Despite escalating global protectionism and tariffs, emerging markets, particularly India and Brazil, demonstrate compelling resilience, according to Carlos Hardenberg of MCP Emerging Markets LLP. India's robust domestic consumption, projected to reach 773 million consumers by 2030 and bolstered by upcoming GST reforms, acts as a significant buffer against external shocks. Similarly, Brazil's diversified trade links, with only 12% of exports to the US and deepening ties within BRICS, limit tariff impact, evident in the real's 10% gain and BOVESPA's 14% rise this year, underscoring the importance of focusing on structural strengths like internal demand and trade diversification.

Analysis

Despite escalating U.S. tariffs, select emerging markets are demonstrating notable resilience, driven by strong domestic fundamentals and trade diversification. According to analysis from MCP Emerging Markets LLP, India exemplifies an economy insulated by robust internal demand, with private consumption valued at $2.1 trillion in 2023 and a consumer base projected to grow from 529 million in 2024 to 773 million by 2030. This domestic strength is evidenced by a 35% annual growth in car sales since 2019 and a 50% surge in ultra-luxury home sales in 2023, with further upside expected from the "next generation GST reforms" slated for October 2025. Similarly, Brazil showcases resilience through diversified trade, as exports to the U.S. constitute only 12% of its total.
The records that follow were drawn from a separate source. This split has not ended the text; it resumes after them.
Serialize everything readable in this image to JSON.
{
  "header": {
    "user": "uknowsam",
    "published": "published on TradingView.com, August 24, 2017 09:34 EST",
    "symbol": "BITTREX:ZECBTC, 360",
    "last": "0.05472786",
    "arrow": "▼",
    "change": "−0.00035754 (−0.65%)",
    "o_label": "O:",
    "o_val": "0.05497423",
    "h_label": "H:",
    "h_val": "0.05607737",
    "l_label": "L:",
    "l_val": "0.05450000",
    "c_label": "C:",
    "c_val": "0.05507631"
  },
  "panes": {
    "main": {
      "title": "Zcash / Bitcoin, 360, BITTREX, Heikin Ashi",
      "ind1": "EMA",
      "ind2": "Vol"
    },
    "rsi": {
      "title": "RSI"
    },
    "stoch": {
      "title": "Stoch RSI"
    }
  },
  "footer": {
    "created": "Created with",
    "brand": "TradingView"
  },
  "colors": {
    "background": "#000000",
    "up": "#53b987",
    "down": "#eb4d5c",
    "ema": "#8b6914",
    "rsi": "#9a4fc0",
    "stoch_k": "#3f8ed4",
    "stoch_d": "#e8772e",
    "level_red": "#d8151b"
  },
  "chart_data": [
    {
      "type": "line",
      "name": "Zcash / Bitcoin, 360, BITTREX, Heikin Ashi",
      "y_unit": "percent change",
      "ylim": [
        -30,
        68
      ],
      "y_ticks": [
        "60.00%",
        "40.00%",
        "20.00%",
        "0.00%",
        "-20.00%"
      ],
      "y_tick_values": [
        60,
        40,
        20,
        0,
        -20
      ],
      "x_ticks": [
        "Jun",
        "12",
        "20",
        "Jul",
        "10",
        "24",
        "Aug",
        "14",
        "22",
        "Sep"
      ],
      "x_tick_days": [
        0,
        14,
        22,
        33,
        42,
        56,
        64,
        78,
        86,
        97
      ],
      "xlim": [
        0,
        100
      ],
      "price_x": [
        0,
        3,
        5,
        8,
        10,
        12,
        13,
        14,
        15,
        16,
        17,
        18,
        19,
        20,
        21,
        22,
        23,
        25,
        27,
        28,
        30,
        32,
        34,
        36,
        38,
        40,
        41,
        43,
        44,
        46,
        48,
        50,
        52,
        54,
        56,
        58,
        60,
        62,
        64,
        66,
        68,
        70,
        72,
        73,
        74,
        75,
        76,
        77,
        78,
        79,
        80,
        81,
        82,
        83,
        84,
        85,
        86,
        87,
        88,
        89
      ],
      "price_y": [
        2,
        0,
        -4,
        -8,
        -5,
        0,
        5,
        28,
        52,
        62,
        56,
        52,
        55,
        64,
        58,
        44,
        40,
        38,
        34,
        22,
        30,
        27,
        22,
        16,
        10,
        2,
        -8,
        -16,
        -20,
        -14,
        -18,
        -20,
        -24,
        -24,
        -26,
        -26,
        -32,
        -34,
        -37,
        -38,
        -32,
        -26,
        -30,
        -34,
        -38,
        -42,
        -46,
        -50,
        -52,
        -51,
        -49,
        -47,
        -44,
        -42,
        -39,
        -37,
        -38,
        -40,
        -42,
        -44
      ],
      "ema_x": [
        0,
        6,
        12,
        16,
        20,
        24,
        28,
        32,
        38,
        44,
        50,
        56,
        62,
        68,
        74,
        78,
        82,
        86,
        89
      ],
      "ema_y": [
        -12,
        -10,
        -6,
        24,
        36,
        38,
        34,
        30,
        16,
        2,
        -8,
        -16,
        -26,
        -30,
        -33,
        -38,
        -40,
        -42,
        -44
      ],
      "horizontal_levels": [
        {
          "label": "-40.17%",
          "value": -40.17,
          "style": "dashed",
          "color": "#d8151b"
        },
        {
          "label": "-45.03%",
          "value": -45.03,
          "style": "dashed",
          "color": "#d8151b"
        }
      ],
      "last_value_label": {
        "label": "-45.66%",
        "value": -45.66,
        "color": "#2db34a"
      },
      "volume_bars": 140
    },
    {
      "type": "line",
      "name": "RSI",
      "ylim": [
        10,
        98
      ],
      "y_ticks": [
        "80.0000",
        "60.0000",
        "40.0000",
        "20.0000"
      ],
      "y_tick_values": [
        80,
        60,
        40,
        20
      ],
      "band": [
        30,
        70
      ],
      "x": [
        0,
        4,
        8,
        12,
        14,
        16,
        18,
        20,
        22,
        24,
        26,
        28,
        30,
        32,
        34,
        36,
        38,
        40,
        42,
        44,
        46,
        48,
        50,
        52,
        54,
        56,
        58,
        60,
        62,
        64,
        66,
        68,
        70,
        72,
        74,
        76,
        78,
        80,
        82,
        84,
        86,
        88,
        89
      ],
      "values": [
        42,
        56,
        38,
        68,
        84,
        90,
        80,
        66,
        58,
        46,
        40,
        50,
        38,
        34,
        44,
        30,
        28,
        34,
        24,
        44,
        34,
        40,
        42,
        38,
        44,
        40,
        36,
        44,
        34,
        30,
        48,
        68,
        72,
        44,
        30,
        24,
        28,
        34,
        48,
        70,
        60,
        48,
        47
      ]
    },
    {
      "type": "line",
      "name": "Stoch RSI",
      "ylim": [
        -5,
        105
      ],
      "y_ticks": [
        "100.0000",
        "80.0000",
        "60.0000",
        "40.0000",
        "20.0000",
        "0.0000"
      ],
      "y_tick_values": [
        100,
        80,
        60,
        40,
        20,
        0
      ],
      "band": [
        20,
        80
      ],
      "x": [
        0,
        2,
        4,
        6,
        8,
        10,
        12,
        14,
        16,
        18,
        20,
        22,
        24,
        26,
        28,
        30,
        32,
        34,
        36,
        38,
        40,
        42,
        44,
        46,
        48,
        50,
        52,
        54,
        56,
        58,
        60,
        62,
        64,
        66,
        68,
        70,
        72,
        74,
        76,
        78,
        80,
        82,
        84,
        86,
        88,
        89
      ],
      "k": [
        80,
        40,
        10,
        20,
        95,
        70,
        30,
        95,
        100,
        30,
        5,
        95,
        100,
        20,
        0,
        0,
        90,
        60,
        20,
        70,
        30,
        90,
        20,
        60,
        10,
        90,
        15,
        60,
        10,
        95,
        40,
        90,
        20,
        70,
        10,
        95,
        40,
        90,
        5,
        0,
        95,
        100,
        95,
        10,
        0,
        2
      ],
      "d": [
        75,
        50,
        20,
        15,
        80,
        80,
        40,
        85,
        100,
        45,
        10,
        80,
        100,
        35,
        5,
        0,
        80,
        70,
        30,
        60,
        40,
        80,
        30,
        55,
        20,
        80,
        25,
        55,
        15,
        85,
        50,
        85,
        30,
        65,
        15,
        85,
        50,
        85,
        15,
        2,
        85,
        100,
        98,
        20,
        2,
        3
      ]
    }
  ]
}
The market has reacted positively to this limited exposure, with the Brazilian real appreciating 10% against the dollar and the BOVESPA index climbing 14% this year. This is attributed to deepening trade ties within the BRICS bloc, repeating a pattern seen in 2018 where China increased soybean imports from Brazil in response to U.S. trade actions. The broader trend is supported by growing intra-ASEAN commerce, which now accounts for 21.5% of the region's total trade, underscoring a structural shift where internal demand and non-U.S. trade links are becoming primary drivers of economic stability in these markets.